Yağan kar ile abdest alınan bir günde son yolculuğuna uğurlanmıştı milyonlar tarafından .

Turkiye'nin tüm illeri, Kuzey Kıbrıs Türk Cumhuriyeti, Kırım, Balkanlar ve Türkistan'daki Hoca Ahmet Yesevi'nin türbesinden getirilen topraklar mezarına konuldu.

Nisan 1997 den bugüne hasreti hiç bitmedi gönüllerde.

O gün ifâde edilen şekliyle bugün de tekrarlıyoruz ki;

Dualar, tekbirler size Başbuğ'um.

Türk siyasi tarihine damga vuran, 80 yıllık hayatı boyunca Türk-Islam Ülküsünden taviz vermeyen yapısıyla örnek olan Başbuğ Alparslan Türkeş 23 sene önce aramızdan ayrıldı.

Yaptığı her eylem, söylediği her söz geniş kitlelerde yankı buldu, heyecan yarattı.

Türk siyaseti çıkmaza girdiğinde, Türkiye Cumhuriyeti Devleti bir açmaz ile karşı karşıya kaldığında bilgeliği ile müdahil oldu ve ihtiyaçlara cevap verdi.

Türk Dünyasının ortak kabulü ile sevilen, saygı duyulan lideri idi.

Söylemleri yol gösterdi, ders verdi.

Sözü ve yazıyı uzatmadan O'nun sözlerine yer verelim ve bitirelim.

Zira dün olduğu gibi bugün de O'nu arıyor ve özlüyoruz .

Işte Başbuğ Alparslan Türkeş'in hafızalara kazınan unutulmayacak ders niteliğindeki sözleri.

*Türkiye'nin yükselişi ithal fikirle olmaz. Hiç bir yabancı, Türkün menfaatlerini Türk Milletinin kendisi kadar düşünemez.

*Türklük bedenimiz, İslamiyet ruhumuzdur. Ruhsuz beden ceset olur.

*Türkçüler Günü olan 3 Mayıs (1944) büsbütün ayrı bir düşüncenin sonucudur. İç düşman olan, kılık değiştirerek milletin içine giren ve hükumetin gafletinden yararlanan komünizme karşı Türkçü gençlerin bir uyarma yürüyüşüdür.

*Türkün en önemli vasfı teşkilatçılığıdır.

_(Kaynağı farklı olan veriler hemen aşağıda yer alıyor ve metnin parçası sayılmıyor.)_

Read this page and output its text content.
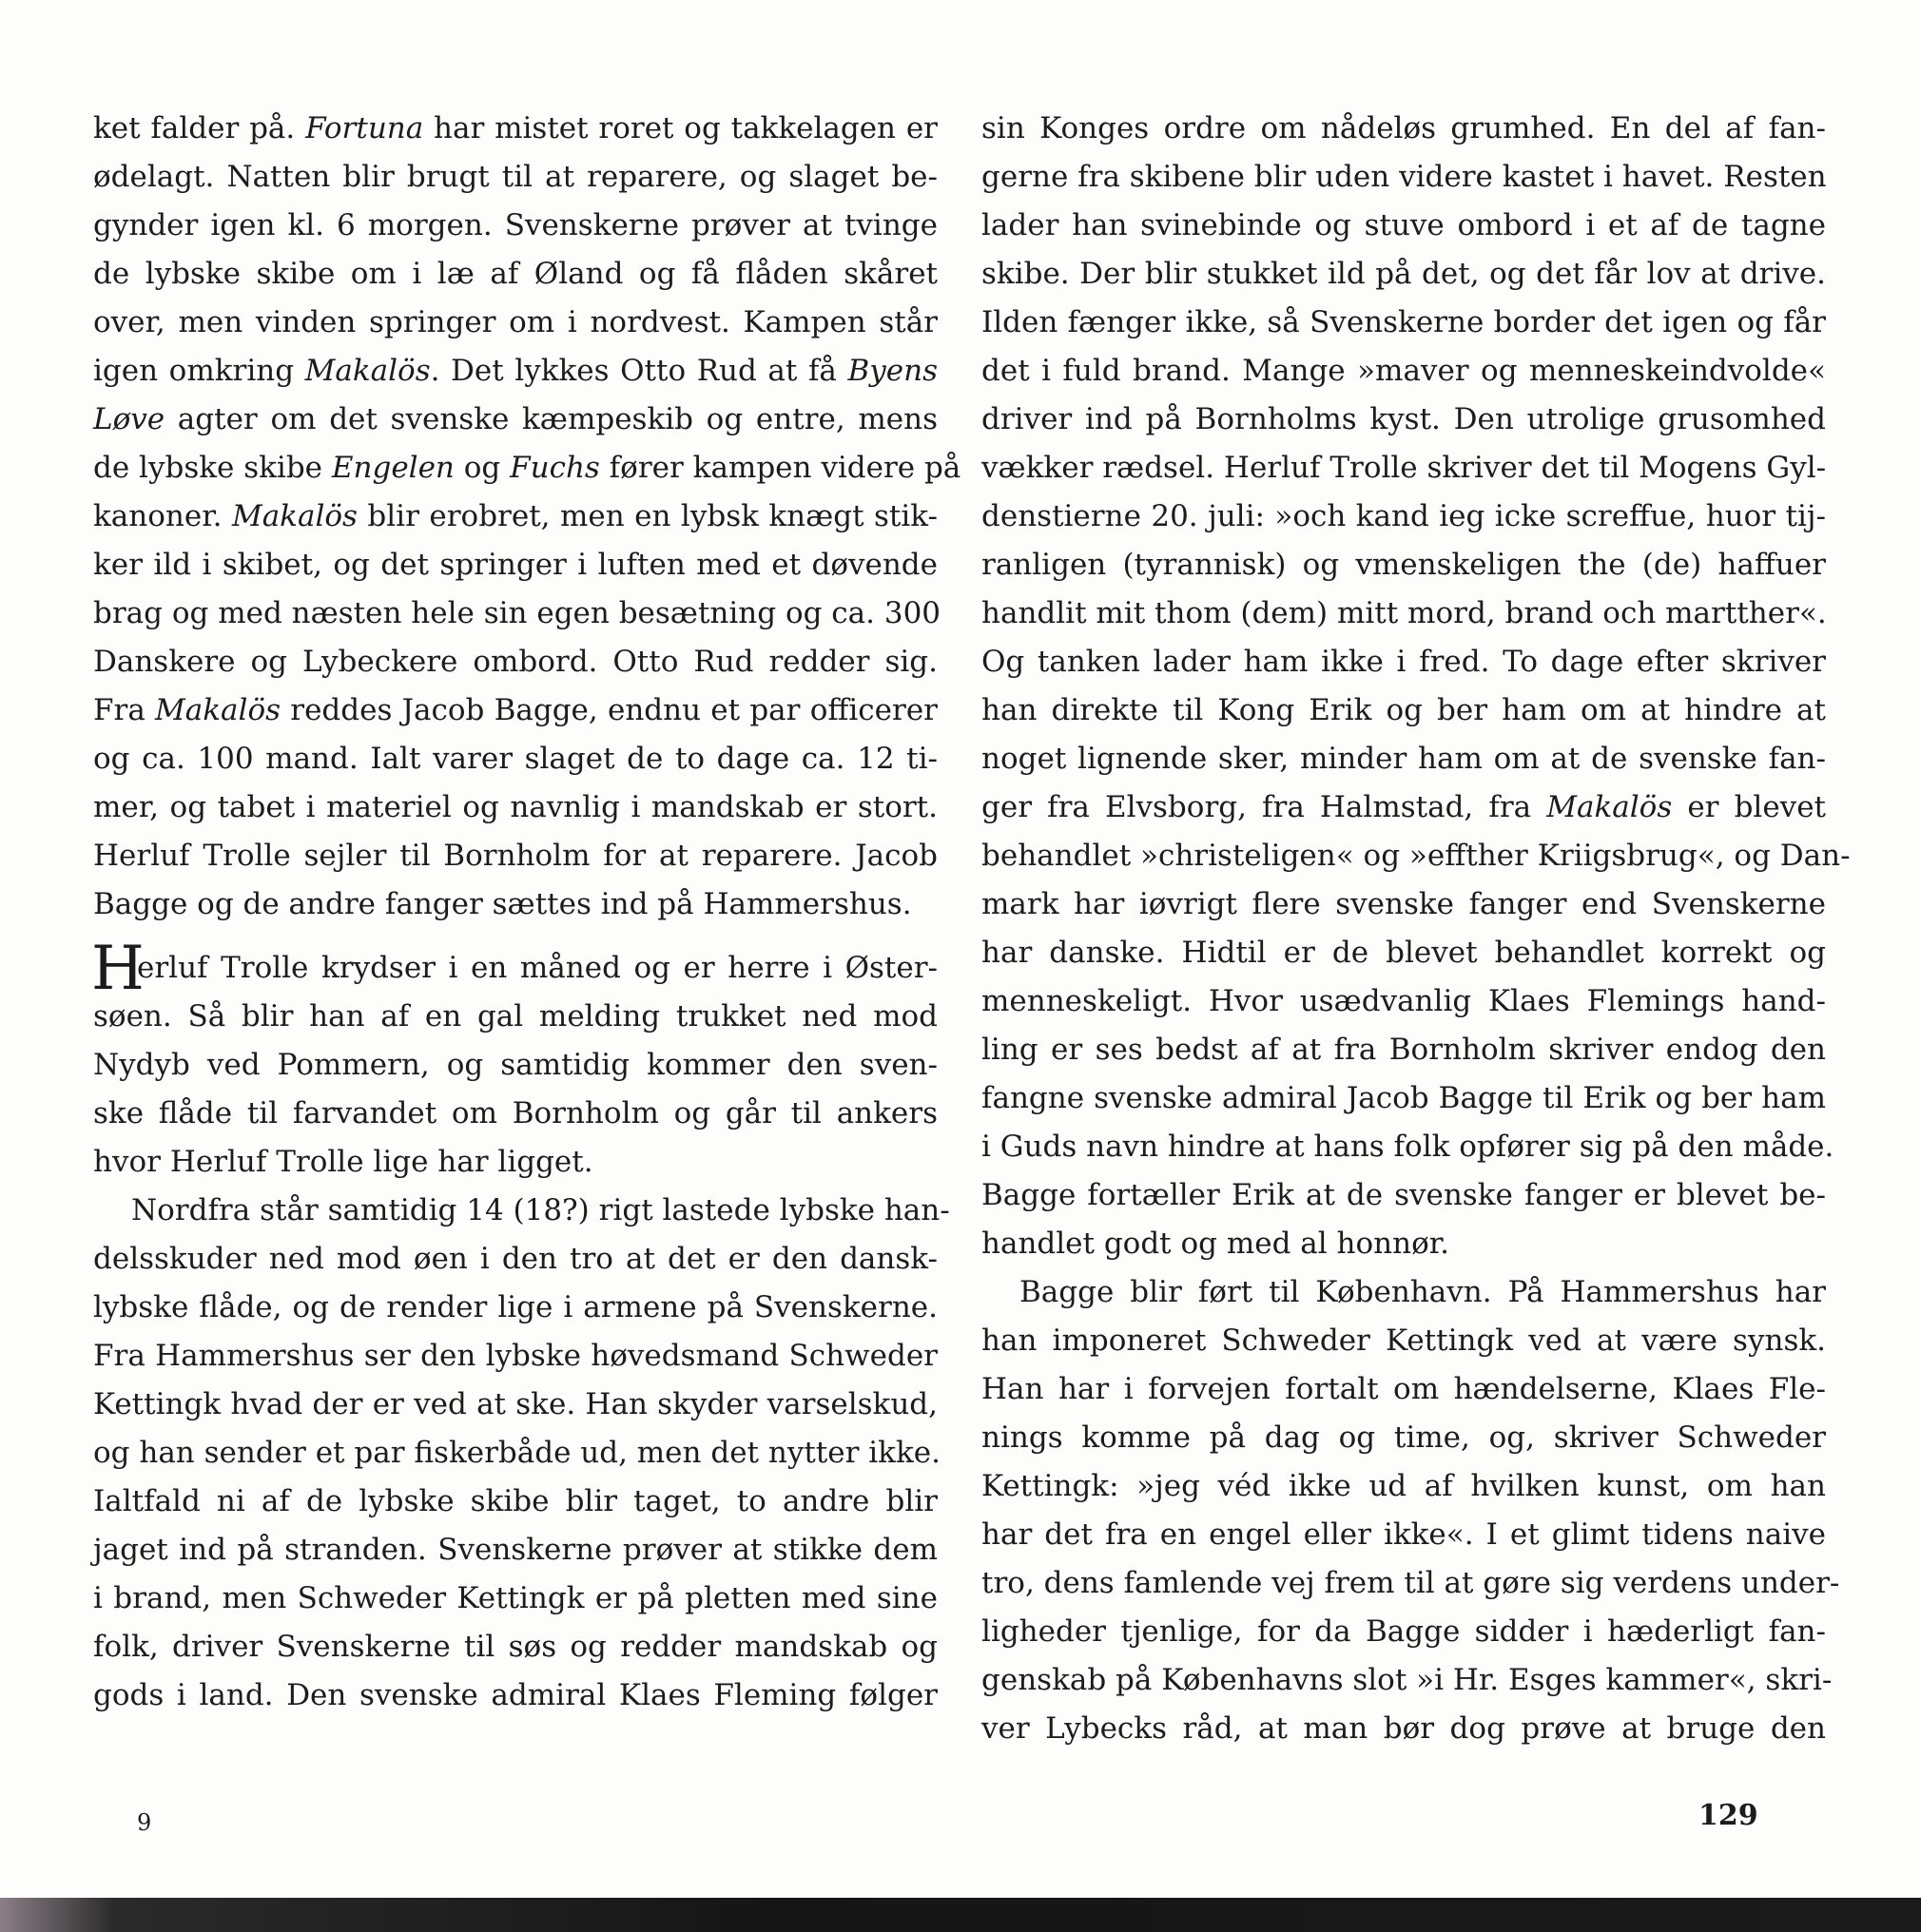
ket falder på. Fortuna har mistet roret og takkelagen er
ødelagt. Natten blir brugt til at reparere, og slaget be-
gynder igen kl. 6 morgen. Svenskerne prøver at tvinge
de lybske skibe om i læ af Øland og få flåden skåret
over, men vinden springer om i nordvest. Kampen står
igen omkring Makalös. Det lykkes Otto Rud at få Byens
Løve agter om det svenske kæmpeskib og entre, mens
de lybske skibe Engelen og Fuchs fører kampen videre på
kanoner. Makalös blir erobret, men en lybsk knægt stik-
ker ild i skibet, og det springer i luften med et døvende
brag og med næsten hele sin egen besætning og ca. 300
Danskere og Lybeckere ombord. Otto Rud redder sig.
Fra Makalös reddes Jacob Bagge, endnu et par officerer
og ca. 100 mand. Ialt varer slaget de to dage ca. 12 ti-
mer, og tabet i materiel og navnlig i mandskab er stort.
Herluf Trolle sejler til Bornholm for at reparere. Jacob
Bagge og de andre fanger sættes ind på Hammershus.
H
erluf Trolle krydser i en måned og er herre i Øster-
søen. Så blir han af en gal melding trukket ned mod
Nydyb ved Pommern, og samtidig kommer den sven-
ske flåde til farvandet om Bornholm og går til ankers
hvor Herluf Trolle lige har ligget.
Nordfra står samtidig 14 (18?) rigt lastede lybske han-
delsskuder ned mod øen i den tro at det er den dansk-
lybske flåde, og de render lige i armene på Svenskerne.
Fra Hammershus ser den lybske høvedsmand Schweder
Kettingk hvad der er ved at ske. Han skyder varselskud,
og han sender et par fiskerbåde ud, men det nytter ikke.
Ialtfald ni af de lybske skibe blir taget, to andre blir
jaget ind på stranden. Svenskerne prøver at stikke dem
i brand, men Schweder Kettingk er på pletten med sine
folk, driver Svenskerne til søs og redder mandskab og
gods i land. Den svenske admiral Klaes Fleming følger
sin Konges ordre om nådeløs grumhed. En del af fan-
gerne fra skibene blir uden videre kastet i havet. Resten
lader han svinebinde og stuve ombord i et af de tagne
skibe. Der blir stukket ild på det, og det får lov at drive.
Ilden fænger ikke, så Svenskerne border det igen og får
det i fuld brand. Mange »maver og menneskeindvolde«
driver ind på Bornholms kyst. Den utrolige grusomhed
vækker rædsel. Herluf Trolle skriver det til Mogens Gyl-
denstierne 20. juli: »och kand ieg icke screffue, huor tij-
ranligen (tyrannisk) og vmenskeligen the (de) haffuer
handlit mit thom (dem) mitt mord, brand och martther«.
Og tanken lader ham ikke i fred. To dage efter skriver
han direkte til Kong Erik og ber ham om at hindre at
noget lignende sker, minder ham om at de svenske fan-
ger fra Elvsborg, fra Halmstad, fra Makalös er blevet
behandlet »christeligen« og »effther Kriigsbrug«, og Dan-
mark har iøvrigt flere svenske fanger end Svenskerne
har danske. Hidtil er de blevet behandlet korrekt og
menneskeligt. Hvor usædvanlig Klaes Flemings hand-
ling er ses bedst af at fra Bornholm skriver endog den
fangne svenske admiral Jacob Bagge til Erik og ber ham
i Guds navn hindre at hans folk opfører sig på den måde.
Bagge fortæller Erik at de svenske fanger er blevet be-
handlet godt og med al honnør.
Bagge blir ført til København. På Hammershus har
han imponeret Schweder Kettingk ved at være synsk.
Han har i forvejen fortalt om hændelserne, Klaes Fle-
nings komme på dag og time, og, skriver Schweder
Kettingk: »jeg véd ikke ud af hvilken kunst, om han
har det fra en engel eller ikke«. I et glimt tidens naive
tro, dens famlende vej frem til at gøre sig verdens under-
ligheder tjenlige, for da Bagge sidder i hæderligt fan-
genskab på Københavns slot »i Hr. Esges kammer«, skri-
ver Lybecks råd, at man bør dog prøve at bruge den
9	129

*Ülkücüler, insanlık âlemi içinde ne uşak olmayı, ne de başkalarını uşak olarak kullanmayı kabul etmeyen şerefli bir bayrağın taşıyıcısıdır.

*Türk milliyetçiliği meşru savunma, yüksek insanlık duyguları ve Türk Milletinin kendi tabii haklarının savunulması, korunması duygusu ve iradesinin, şuurunun bir ifadesidir.

*Türk töresi, Türk ülküsünün ayrılmaz parçasıdır.

*Türk töresinin bir diğer şartı da haddini bilmektir. Haddim bilmek... Ne kendinizi dev aynasında göreceksiniz. Herkese yukarıdan bakacaksınız, ne de kendinizi aşağıdan göreceksiniz, aşağıdan bakacaksınız.

*Türk milletine Bizans'tan geçen bir hastalık vardır. Gevşeklik, laubalilik, dedikodu, fitne, fesat, terbiyesizlik, birbirini beğenmemek, sır saklayamamak, rastgele laf söylemek. Bu hastalık sizde var. Bu hastalığı tedavi etmeniz lazımdır. Bu hastalığı tedavi etmezseniz, kendinize yol seçiniz. Milliyetçi harekette bir saniye daha fazla kalmayınız. Benimle dava arkadaşlığı edecekseniz her şeyden önce vasıflı Türk olmaya mecbursunuz. Türk milletini batıran, Bizans'ı batıran, Osmanlı imparatorluğunu batıran hastalık budur.